I’ve been getting rid of my books. Phew. It feels good to get that off my chest. But let me explain.
Books have always been more than the paper and ink they’re made of. Each one was a vessel for the story or information within. So I was greedy for books, hoarding them like Smaug’s treasure. I loved books, treasured them, rereading them and treating them like they were my own, my love, my precious. I’m mixing Middle Earth metaphors here, but the principle is in there somewhere. I loved books, and I couldn’t get enough of them.
Ebooks have changed all that.
Books have almost become a nuisance to me. Reading a paperback means carting it around everywhere I go. I invariably forget it one day and, rather than go without reading, I get my grubby mitts on the ebook, either by buying it from Amazon or borrowing it from my local library. Of course, this means I later have to rummage through the paperback to find the point that I got to. This repeats for a day or two until I give up and just read the ebook.
So, to return to my Smaug metaphor, I no longer slept on my hoard of treasure. My loot was going dusty and unloved. So I took the plunge. I got rid of my books. The only ones I’ve kept are those I just can’t let go of: reference volumes I’m still using, books with cover art that I like, and books with sentimental value.
I used to have a thousand books. Now I have a fraction of that number. My shelves look great; I’ve got room to display my books properly, so I can see the cover art I love so much. And I’m not hoarding all those stories anymore. Instead I’ve shared the wealth so that other people can enjoy it.
If you’re throwing holy water at your screen and ordering me an exorcist, don’t worry; I don’t think I’ll ever get rid of my books entirely.
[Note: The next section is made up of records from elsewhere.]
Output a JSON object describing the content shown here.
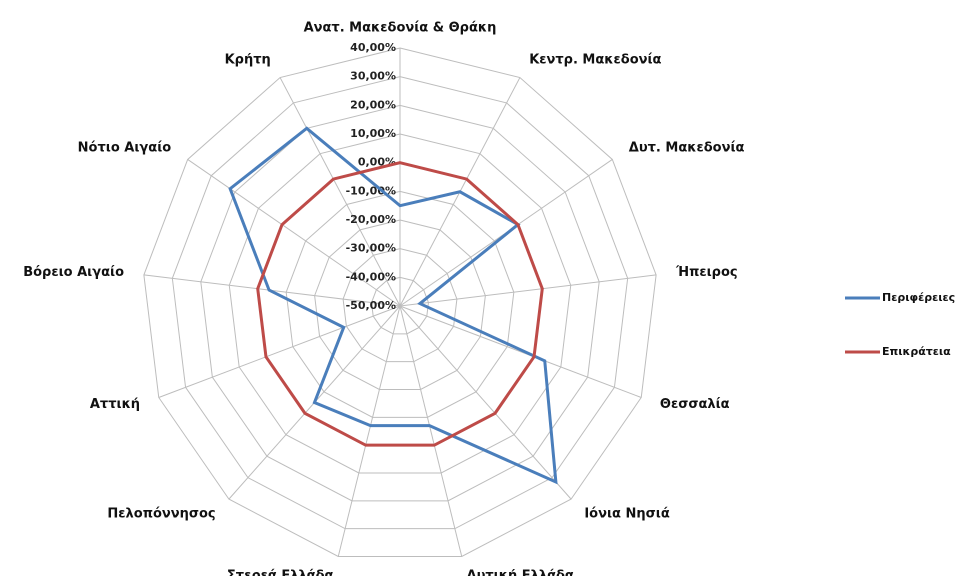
{
  "chart_data": {
    "type": "radar",
    "categories": [
      "Ανατ. Μακεδονία & Θράκη",
      "Κεντρ. Μακεδονία",
      "Δυτ. Μακεδονία",
      "Ήπειρος",
      "Θεσσαλία",
      "Ιόνια Νησιά",
      "Δυτική Ελλάδα",
      "Στερεά Ελλάδα",
      "Πελοπόννησος",
      "Αττική",
      "Βόρειο Αιγαίο",
      "Νότιο Αιγαίο",
      "Κρήτη"
    ],
    "series": [
      {
        "name": "Περιφέρειες",
        "color": "#4a7ebb",
        "values": [
          -15,
          -5,
          0,
          -43,
          4,
          32,
          -7,
          -7,
          -5,
          -29,
          -4,
          22,
          20
        ]
      },
      {
        "name": "Επικράτεια",
        "color": "#be4b48",
        "values": [
          0,
          0,
          0,
          0,
          0,
          0,
          0,
          0,
          0,
          0,
          0,
          0,
          0
        ]
      }
    ],
    "ylim": [
      -50,
      40
    ],
    "yticks": [
      {
        "value": 40,
        "label": "40,00%"
      },
      {
        "value": 30,
        "label": "30,00%"
      },
      {
        "value": 20,
        "label": "20,00%"
      },
      {
        "value": 10,
        "label": "10,00%"
      },
      {
        "value": 0,
        "label": "0,00%"
      },
      {
        "value": -10,
        "label": "-10,00%"
      },
      {
        "value": -20,
        "label": "-20,00%"
      },
      {
        "value": -30,
        "label": "-30,00%"
      },
      {
        "value": -40,
        "label": "-40,00%"
      },
      {
        "value": -50,
        "label": "-50,00%"
      }
    ],
    "grid": true,
    "legend": "right"
  }
}
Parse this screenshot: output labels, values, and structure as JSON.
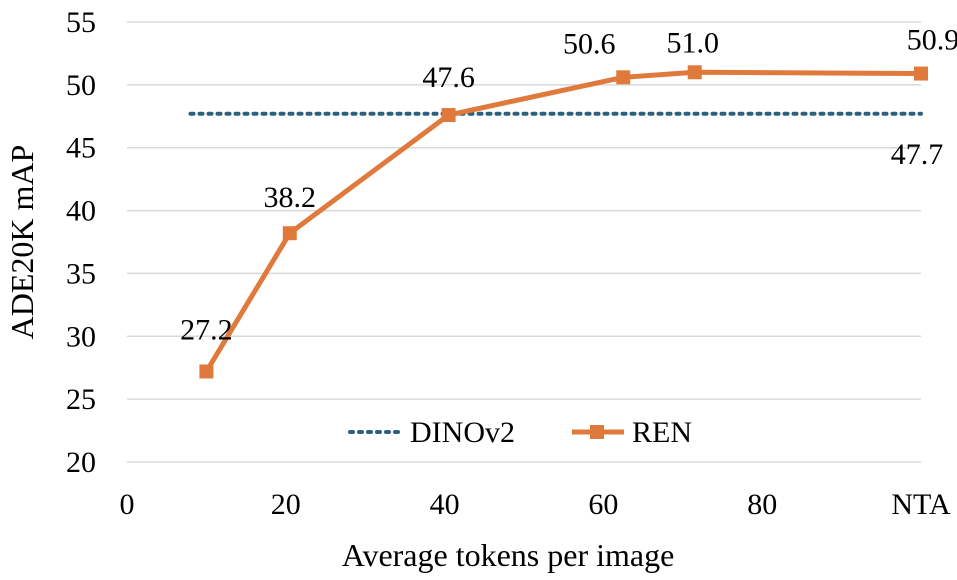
{
  "chart_data": {
    "type": "line",
    "xlabel": "Average tokens per image",
    "ylabel": "ADE20K mAP",
    "ylim": [
      20,
      55
    ],
    "yticks": [
      "20",
      "25",
      "30",
      "35",
      "40",
      "45",
      "50",
      "55"
    ],
    "xlim": [
      0,
      100
    ],
    "xticks": [
      {
        "value": 0,
        "label": "0"
      },
      {
        "value": 20,
        "label": "20"
      },
      {
        "value": 40,
        "label": "40"
      },
      {
        "value": 60,
        "label": "60"
      },
      {
        "value": 80,
        "label": "80"
      },
      {
        "value": 100,
        "label": "NTA"
      }
    ],
    "grid": "horizontal",
    "legend_position": "bottom-center",
    "series": [
      {
        "name": "DINOv2",
        "style": "dotted",
        "color": "#2e5f7c",
        "x": [
          8,
          100
        ],
        "y": [
          47.7,
          47.7
        ],
        "labels": [
          {
            "text": "47.7",
            "x": 100,
            "y": 47.7
          }
        ]
      },
      {
        "name": "REN",
        "style": "solid-square-markers",
        "color": "#e07a3c",
        "x": [
          10,
          20.5,
          40.5,
          62.5,
          71.5,
          100
        ],
        "y": [
          27.2,
          38.2,
          47.6,
          50.6,
          51.0,
          50.9
        ],
        "labels": [
          {
            "text": "27.2",
            "x": 10,
            "y": 27.2
          },
          {
            "text": "38.2",
            "x": 20.5,
            "y": 38.2
          },
          {
            "text": "47.6",
            "x": 40.5,
            "y": 47.6
          },
          {
            "text": "50.6",
            "x": 62.5,
            "y": 50.6
          },
          {
            "text": "51.0",
            "x": 71.5,
            "y": 51.0
          },
          {
            "text": "50.9",
            "x": 100,
            "y": 50.9
          }
        ]
      }
    ]
  }
}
And, to prove my love for books is still real, here are my top ten physical books.
- Ender’s Game – this Orion edition was a gift from my Aunt Judi, and I went on to enjoy all three of the follow-ups (all of which I’ve kept).
- Robin Hobb’s Assassin’s Quest – although I have the ebook editions, I’ve kept the first two Fitz trilogies purely for the gorgeous cover art by John Howe.
- Ann Leckie’s Ancillary Justice (and the sequels) – aside from the fact that they’re really good books, there’s something about the cover art I really like.
- Katharine Briggs’ Encyclopedia of Fairies – if you’ve read any of the Fair Folk series, you might know how many different fay it features, and they nearly all have their genesis in this fantastic book!
- Neil Gaiman’s ‘The Sandman’ series – I reread this recently and found it a little pretentious, but it still tells a marvelous story with beautiful art and it showed me that comics can be so much more than people in spandex hitting each other.
- Audrey Niffenegger’s The Time Traveler’s Wife – this is one of the few books that somehow feels like it should be read in paper form.
- Mark Z. Danielewski’s House of Leaves – and this is one of the few books that can only be read in paper form. Seriously, it just would not work as an ebook.
- Timothy Zahn’s ‘Thrawn’ trilogy and Michael A. Stackpole’s ‘X-Wing’ series – these books have to be read in paper form because the publisher hasn’t bothered to create ebooks (and I have a soft spot for these Star Wars novels!)
- J R R Tolkien’s The Lord of the Rings – weird, given that I’ve never read the third book and I’m not even a big fan of the writing. But a self-respecting fantasy author needs a copy on his shelves. And I’ve actually got two now; one with John Howe’s beautiful cover art, and a hardback edition.
- Terry Pratchett and Neil Gaiman’s Good Omens – not because the paperback is especially pretty, not because I wouldn’t be happy to read the ebook, but because ebooks still struggle when it comes to footnotes; a sign that, as good as they are, ebooks aren’t perfect yet!
Ebooks have made the day-to-day process of reading easy and convenient. But a beautiful paperback or a gorgeous hardback can still turn my head. As great as ebooks are, there’ll always be a special place in my heart for physical books.